ECLI:NL:RBDHA:2017:11918
Rechtbank Den Haag
- Eerste aanleg - enkelvoudig
- G. de Zeben - de Vries
- Rechtspraak.nl
Asielaanvraag van Syrische nationaliteit en verantwoordelijkheid van Italië onder de Dublinverordening
In deze zaak heeft de Rechtbank Den Haag op 22 oktober 2017 uitspraak gedaan in een asielprocedure van een eiser van Syrische nationaliteit. De eiser had een aanvraag ingediend voor een verblijfsvergunning asiel voor bepaalde tijd, maar deze aanvraag werd door de Staatssecretaris van Veiligheid en Justitie niet in behandeling genomen. De reden hiervoor was dat Italië verantwoordelijk werd geacht voor de behandeling van de aanvraag op basis van de Dublinverordening. Eiser heeft hiertegen beroep ingesteld.
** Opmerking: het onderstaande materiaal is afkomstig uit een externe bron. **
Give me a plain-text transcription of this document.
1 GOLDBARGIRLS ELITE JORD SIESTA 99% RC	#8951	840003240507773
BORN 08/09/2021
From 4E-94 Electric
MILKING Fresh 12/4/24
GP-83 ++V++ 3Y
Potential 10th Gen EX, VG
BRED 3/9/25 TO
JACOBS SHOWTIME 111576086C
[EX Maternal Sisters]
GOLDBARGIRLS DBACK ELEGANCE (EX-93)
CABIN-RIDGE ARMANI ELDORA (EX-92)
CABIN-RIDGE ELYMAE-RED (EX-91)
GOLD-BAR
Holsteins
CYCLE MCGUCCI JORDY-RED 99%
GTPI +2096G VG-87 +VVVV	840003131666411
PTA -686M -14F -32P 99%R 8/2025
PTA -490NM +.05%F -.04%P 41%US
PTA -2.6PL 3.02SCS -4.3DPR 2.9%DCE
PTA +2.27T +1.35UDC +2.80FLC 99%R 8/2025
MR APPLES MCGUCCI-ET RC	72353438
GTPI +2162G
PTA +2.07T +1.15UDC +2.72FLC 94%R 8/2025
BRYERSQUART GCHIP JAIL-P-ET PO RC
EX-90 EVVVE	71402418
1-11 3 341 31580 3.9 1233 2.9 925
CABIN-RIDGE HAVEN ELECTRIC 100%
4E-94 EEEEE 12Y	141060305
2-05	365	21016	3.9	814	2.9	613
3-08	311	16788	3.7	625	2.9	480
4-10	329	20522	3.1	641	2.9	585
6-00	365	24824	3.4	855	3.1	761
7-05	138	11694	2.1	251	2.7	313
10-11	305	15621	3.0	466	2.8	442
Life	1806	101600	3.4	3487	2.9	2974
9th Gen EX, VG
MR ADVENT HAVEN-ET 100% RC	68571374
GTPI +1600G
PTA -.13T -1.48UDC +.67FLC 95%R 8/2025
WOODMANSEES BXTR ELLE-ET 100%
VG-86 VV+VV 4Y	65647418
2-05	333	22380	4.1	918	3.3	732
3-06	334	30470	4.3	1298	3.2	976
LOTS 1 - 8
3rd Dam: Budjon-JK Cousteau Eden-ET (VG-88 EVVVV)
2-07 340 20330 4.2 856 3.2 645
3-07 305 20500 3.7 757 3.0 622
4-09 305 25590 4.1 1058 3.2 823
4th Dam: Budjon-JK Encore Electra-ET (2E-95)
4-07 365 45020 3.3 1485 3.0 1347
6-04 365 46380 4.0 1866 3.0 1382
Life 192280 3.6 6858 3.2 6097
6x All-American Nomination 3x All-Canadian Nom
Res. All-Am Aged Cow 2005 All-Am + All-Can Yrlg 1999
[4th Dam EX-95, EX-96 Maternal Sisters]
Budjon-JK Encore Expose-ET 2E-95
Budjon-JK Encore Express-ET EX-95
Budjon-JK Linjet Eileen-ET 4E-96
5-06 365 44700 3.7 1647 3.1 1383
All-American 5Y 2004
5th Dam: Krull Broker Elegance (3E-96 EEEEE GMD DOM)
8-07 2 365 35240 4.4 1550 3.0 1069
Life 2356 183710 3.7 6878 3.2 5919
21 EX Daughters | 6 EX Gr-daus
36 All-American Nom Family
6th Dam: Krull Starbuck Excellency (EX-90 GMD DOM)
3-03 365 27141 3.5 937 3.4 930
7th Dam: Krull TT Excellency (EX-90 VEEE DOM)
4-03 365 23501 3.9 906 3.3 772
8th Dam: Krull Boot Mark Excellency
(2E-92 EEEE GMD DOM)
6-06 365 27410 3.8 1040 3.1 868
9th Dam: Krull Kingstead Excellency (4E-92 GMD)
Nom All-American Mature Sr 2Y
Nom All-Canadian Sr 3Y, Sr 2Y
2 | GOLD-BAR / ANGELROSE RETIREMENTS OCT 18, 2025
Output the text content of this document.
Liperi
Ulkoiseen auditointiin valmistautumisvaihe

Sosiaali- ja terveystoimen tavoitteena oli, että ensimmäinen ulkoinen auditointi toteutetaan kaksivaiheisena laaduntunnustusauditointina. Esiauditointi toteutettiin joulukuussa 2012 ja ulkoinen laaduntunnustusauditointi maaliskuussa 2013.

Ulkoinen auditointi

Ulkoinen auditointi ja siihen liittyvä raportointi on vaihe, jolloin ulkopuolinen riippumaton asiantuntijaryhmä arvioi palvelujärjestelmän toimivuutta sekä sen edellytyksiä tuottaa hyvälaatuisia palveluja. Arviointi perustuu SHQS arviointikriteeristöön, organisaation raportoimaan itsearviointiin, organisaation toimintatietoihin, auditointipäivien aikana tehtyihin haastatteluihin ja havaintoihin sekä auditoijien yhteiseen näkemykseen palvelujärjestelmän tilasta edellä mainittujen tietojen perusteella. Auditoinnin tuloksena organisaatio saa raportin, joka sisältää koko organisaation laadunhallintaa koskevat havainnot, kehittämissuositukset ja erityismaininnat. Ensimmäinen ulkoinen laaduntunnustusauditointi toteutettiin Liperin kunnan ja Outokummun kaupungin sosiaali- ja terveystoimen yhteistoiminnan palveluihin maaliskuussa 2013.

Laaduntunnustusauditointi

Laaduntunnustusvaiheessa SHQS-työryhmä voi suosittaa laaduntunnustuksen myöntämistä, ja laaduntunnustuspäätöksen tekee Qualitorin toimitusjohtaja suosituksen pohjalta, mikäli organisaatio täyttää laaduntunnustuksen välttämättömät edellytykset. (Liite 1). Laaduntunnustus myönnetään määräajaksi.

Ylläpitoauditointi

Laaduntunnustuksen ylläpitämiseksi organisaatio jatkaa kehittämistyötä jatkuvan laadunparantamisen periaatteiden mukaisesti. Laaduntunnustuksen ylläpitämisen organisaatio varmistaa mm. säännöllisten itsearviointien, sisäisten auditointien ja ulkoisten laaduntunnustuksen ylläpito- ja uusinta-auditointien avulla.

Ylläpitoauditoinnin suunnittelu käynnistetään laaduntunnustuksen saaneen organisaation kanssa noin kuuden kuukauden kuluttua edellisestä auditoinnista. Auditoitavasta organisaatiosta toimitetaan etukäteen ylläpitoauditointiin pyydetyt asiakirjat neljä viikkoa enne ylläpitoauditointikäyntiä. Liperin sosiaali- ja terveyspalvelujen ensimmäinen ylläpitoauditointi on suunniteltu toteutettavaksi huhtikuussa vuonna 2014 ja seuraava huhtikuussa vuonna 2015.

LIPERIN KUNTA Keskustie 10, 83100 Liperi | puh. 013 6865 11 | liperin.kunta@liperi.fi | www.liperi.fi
Tijdens de zitting op 5 oktober 2017 heeft de eiser, bijgestaan door zijn gemachtigde, zijn standpunt toegelicht. Hij betoogde dat Italië niet verantwoordelijk was voor zijn asielaanvraag, omdat hij met toestemming van de Italiaanse autoriteiten door Artsen zonder Grenzen op Italiaans grondgebied was afgezet. Eiser stelde dat er geen sprake was van illegale grensoverschrijding en dat het besluit van de Staatssecretaris onzorgvuldig tot stand was gekomen. Hij voerde ook aan dat hij niet adequaat was gehoord tijdens het aanmeldgehoor, omdat er geen registertolk beschikbaar was.
De rechtbank overwoog dat er geen rechtsregel bestaat die de Staatssecretaris verbiedt om een voornemen tot overdracht aan een andere lidstaat uit te brengen voordat er een claimakkoord is. De rechtbank oordeelde dat de Staatssecretaris voldoende gemotiveerd had waarom hij gebruik had gemaakt van een niet-registertolk en dat er geen miscommunicatie had plaatsgevonden. De rechtbank concludeerde dat de verantwoordelijkheid van Italië voor de behandeling van de asielaanvraag van eiser terecht was vastgesteld en dat er geen bijzondere omstandigheden waren die een overdracht aan Italië zouden belemmeren. Het beroep van eiser werd ongegrond verklaard.